7. Dispute Resolution Options

  • Not only India, but the whole world’s economies are now in jeopardy as a result of the epidemic. COVID has had a different influence on everyone of our lives. People’s life may have come to a halt in some ways, but the judiciary’s job appears to be never-ending, and with that comes the challenges that courts confront in resolving prior as well as prospective difficulties owing to changing circumstances.
  • With the introduction of the Information Technology Act of 2000, e-commerce, and e-governance in India, technology has ushered in a more efficient and reasonable way of dealing with issues, lessening the strain on already overburdened courts and governments.
  • Online Dispute Resolution (ODR) is a method of resolving minor disagreements via the internet using technology and technological adaptations associated with Alternative Dispute Resolution (ADR).
  • Through video conferencing, there may or may not be any oral proceedings. This changes depending on the circumstances.
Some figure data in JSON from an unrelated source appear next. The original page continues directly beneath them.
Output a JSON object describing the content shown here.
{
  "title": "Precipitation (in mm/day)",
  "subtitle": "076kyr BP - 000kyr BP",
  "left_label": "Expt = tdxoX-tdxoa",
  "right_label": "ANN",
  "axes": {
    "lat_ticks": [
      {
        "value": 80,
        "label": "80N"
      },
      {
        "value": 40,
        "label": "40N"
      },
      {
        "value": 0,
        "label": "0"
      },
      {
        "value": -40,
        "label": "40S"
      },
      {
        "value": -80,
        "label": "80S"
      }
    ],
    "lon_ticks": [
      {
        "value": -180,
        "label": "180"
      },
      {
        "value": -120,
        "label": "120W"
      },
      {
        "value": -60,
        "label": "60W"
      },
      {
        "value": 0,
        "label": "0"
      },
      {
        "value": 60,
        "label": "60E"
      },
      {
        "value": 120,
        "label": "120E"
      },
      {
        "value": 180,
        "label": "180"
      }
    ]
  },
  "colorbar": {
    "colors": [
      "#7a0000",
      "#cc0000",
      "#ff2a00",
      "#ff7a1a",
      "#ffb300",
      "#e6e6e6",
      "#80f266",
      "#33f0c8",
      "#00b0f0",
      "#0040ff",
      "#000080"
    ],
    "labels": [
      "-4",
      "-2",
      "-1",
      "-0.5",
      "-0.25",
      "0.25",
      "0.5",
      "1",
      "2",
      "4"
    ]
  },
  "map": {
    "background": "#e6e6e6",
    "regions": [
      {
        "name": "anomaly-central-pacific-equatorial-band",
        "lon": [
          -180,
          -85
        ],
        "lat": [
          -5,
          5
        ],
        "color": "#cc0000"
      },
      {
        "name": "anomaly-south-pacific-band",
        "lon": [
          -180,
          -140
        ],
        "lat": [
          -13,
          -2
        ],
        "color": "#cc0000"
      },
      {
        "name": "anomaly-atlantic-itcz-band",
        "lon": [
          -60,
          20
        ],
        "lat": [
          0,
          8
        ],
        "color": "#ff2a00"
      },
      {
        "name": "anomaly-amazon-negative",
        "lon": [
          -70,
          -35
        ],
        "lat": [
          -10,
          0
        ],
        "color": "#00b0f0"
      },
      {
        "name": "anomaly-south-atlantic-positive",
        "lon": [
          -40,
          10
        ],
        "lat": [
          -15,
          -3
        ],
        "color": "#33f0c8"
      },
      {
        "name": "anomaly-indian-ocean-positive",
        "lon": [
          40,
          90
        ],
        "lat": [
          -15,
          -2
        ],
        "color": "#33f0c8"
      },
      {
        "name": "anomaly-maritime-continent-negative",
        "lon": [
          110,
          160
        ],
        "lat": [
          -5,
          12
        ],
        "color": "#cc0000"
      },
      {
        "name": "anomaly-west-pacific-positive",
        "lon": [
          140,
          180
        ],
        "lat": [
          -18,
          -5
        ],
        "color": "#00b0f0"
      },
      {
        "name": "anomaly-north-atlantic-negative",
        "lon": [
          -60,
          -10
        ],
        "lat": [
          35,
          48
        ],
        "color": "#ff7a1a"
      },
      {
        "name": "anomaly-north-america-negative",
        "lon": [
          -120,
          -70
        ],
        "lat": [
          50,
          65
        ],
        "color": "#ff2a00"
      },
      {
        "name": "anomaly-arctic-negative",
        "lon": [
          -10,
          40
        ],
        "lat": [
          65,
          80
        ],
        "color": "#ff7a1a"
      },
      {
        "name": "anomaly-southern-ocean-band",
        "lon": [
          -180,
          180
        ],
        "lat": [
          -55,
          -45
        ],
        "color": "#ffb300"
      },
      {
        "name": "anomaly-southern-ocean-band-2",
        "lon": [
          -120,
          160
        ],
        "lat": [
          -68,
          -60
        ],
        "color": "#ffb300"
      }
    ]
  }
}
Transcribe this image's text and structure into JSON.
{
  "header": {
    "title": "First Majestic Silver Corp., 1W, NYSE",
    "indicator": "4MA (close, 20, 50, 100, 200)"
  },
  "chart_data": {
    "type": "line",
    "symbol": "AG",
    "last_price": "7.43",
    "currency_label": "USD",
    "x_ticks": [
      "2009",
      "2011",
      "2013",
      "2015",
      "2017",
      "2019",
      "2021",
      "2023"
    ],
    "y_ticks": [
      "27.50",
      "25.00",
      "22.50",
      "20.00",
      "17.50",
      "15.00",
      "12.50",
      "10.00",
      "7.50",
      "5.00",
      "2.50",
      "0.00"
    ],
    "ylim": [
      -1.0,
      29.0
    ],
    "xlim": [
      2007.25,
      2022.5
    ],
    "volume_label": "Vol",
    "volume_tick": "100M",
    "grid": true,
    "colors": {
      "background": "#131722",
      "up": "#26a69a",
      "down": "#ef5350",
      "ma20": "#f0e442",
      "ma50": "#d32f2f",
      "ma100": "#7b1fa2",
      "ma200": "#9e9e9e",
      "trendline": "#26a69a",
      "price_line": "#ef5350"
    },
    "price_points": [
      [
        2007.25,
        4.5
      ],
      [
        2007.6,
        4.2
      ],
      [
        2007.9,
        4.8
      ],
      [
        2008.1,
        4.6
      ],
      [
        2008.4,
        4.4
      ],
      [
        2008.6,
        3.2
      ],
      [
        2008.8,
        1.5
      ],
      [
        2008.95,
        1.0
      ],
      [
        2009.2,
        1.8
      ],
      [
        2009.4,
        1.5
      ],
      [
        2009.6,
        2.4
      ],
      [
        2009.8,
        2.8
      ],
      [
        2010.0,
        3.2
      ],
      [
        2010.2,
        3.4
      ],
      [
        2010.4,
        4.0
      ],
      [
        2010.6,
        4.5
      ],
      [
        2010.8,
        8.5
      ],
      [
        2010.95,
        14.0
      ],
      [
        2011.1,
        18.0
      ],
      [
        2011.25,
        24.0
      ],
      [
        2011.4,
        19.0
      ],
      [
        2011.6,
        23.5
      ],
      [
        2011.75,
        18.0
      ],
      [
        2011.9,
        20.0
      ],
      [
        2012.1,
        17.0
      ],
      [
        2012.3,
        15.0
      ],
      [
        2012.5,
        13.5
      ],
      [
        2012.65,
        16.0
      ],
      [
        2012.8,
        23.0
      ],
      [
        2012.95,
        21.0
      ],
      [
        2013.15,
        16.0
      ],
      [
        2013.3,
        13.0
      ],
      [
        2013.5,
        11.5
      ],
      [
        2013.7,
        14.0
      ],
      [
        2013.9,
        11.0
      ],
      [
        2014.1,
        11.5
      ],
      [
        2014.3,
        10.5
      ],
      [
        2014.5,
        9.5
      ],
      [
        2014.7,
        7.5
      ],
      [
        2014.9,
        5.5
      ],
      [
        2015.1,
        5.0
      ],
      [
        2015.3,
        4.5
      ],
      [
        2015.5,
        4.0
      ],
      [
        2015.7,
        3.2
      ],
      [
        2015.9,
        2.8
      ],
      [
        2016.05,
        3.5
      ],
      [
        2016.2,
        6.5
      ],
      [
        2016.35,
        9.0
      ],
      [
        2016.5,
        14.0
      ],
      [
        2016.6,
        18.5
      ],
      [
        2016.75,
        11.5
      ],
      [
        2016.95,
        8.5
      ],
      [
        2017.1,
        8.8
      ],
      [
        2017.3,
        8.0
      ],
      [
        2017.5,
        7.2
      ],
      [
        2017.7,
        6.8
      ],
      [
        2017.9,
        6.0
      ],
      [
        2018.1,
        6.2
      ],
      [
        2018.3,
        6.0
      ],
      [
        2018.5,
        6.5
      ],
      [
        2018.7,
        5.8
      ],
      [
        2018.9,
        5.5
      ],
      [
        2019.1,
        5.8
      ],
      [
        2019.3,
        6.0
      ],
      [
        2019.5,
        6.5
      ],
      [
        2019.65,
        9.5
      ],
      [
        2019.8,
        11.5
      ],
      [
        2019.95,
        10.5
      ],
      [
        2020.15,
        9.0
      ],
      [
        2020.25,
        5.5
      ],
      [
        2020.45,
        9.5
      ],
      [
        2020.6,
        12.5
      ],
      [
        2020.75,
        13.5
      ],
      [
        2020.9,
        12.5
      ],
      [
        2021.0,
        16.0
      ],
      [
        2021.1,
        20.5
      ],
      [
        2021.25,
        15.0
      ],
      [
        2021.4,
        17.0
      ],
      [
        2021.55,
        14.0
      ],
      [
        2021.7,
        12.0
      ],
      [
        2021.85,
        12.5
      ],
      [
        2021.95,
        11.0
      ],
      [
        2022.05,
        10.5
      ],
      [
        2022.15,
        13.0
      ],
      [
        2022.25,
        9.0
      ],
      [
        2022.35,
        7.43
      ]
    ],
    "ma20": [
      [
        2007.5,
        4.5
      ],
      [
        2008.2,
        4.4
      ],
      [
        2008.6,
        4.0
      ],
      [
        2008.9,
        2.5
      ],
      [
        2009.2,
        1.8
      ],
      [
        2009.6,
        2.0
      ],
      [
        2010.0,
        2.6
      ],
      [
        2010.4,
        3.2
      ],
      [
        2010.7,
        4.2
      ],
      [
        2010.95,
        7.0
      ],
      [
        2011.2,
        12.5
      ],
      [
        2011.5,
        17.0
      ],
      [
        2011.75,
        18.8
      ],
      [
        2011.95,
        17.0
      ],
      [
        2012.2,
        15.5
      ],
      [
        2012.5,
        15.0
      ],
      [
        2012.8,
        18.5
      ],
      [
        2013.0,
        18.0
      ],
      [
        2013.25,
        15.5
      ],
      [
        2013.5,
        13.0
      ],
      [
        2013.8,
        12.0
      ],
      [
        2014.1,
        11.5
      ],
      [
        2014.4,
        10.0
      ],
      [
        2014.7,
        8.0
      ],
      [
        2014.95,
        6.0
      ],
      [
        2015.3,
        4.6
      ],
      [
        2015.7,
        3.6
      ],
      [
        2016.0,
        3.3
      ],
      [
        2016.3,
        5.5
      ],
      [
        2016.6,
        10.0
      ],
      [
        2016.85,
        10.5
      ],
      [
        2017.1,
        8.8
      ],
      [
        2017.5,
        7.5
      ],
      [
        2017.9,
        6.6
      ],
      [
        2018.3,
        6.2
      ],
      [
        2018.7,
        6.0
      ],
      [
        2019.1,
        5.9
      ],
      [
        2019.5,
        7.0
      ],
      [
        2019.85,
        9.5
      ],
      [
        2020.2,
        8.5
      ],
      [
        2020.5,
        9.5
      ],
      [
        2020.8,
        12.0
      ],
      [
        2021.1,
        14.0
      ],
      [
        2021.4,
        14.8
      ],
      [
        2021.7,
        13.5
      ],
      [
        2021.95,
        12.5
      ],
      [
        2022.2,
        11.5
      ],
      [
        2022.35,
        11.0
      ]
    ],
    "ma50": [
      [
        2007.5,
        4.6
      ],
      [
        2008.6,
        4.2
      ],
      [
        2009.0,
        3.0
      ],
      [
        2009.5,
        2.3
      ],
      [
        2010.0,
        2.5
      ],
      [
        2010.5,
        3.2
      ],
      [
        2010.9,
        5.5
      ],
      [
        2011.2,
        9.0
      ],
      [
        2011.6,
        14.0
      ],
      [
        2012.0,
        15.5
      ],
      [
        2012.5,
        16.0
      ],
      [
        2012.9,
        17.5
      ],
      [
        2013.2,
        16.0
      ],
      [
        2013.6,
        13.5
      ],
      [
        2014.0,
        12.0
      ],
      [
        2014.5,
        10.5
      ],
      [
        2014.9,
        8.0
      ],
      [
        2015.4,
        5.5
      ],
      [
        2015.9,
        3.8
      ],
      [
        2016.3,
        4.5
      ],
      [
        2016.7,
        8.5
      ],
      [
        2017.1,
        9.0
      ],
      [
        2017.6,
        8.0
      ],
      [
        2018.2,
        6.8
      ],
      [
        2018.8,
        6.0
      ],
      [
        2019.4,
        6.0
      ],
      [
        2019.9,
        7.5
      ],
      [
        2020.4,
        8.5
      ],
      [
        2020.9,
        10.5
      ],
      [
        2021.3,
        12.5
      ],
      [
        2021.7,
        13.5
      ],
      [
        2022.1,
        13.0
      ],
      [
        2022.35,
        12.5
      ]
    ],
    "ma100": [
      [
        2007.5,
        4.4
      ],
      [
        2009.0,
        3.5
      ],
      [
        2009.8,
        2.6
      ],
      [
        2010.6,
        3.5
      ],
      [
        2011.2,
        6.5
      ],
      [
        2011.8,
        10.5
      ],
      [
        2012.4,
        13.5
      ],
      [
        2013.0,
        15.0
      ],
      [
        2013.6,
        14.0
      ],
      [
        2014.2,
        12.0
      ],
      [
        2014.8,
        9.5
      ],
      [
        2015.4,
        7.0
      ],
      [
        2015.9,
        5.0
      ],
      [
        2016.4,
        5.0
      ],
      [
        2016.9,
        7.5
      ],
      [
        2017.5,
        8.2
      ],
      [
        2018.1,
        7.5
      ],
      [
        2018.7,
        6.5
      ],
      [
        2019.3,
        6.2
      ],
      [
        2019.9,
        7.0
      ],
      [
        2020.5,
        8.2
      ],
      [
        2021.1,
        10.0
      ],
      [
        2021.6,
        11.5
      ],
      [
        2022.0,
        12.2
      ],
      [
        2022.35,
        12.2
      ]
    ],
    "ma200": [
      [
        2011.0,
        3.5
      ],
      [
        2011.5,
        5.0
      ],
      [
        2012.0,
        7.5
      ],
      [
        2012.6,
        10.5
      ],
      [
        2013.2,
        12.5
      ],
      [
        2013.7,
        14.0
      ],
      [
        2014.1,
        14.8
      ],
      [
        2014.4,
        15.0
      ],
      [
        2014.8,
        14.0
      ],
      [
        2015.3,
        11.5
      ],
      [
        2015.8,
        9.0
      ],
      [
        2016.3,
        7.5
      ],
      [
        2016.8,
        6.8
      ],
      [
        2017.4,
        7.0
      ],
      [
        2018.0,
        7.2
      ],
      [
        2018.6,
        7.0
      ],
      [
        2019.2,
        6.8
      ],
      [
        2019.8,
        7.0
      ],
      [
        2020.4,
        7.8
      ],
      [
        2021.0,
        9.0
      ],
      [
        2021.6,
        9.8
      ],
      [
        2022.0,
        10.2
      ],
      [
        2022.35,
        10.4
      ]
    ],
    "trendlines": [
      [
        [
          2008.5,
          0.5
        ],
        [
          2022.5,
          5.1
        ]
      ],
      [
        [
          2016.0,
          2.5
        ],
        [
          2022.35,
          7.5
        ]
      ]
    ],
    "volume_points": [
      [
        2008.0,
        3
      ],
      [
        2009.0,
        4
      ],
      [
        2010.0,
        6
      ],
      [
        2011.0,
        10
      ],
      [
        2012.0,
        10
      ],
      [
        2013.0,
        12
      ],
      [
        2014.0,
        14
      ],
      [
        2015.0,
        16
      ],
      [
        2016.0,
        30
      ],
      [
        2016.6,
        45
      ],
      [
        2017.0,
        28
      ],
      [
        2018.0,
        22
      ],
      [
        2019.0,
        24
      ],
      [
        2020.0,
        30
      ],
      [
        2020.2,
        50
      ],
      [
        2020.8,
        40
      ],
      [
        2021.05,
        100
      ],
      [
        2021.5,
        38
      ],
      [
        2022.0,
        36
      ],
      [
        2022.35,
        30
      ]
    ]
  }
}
Many times, a disagreement may be settled using specially developed software without the involvement of a third party. Algorithmic Dispute Resolution is the term for this.
  • The International and Domestic Arbitration Centre (IDAC) of India states that there are four fundamental phases to completing arbitration procedures, including issuing a notice to the disputed parties.

– The procedures will be carried out by arbitrators
– Procedures and hearings are carried out
– The reward will be carried out

How MNS can Reduce the Risks of Doing Business in India?

The Indian financial sector has had various difficulties and continues to suffer as a result of the country’s uncertain economy. Following demonetization, the government closed all loopholes for the creation and circulation of illegal money, resulting in strict accounting proof underlying every single transaction. Many businesses were obliged to slow operations as the liquidity situation worsened. However, there is now a solution: friendly debt collection and access to business information reports.

COVID-19 triggered a global public health crisis that quickly morphed into the biggest global economic crisis in over a century, with significant growth slowdowns, growing poverty rates, and widening inequality. Governments responded by adopting enormous and unprecedented emergency aid packages, which helped mitigate some of the worst social and economic consequences while also increasing national debt levels, which were already at record highs in many countries before the crisis. Other difficulties with private debt found by the poll include a lack of transparency in reporting non-performing loans, delayed asset management, and restricted or no lending to the most vulnerable persons and businesses.

MNS Credit Management Group provides a clear and feasible risk reduction solution through friendly debt collection, preserving the buyer-creditor relationship. MNS gives a clear image of the buyer when it extracts and transmits the company information report, which includes financial and non-financial parameters. This not only reduces the danger of doing business, but it also reduces the possibility of large losses.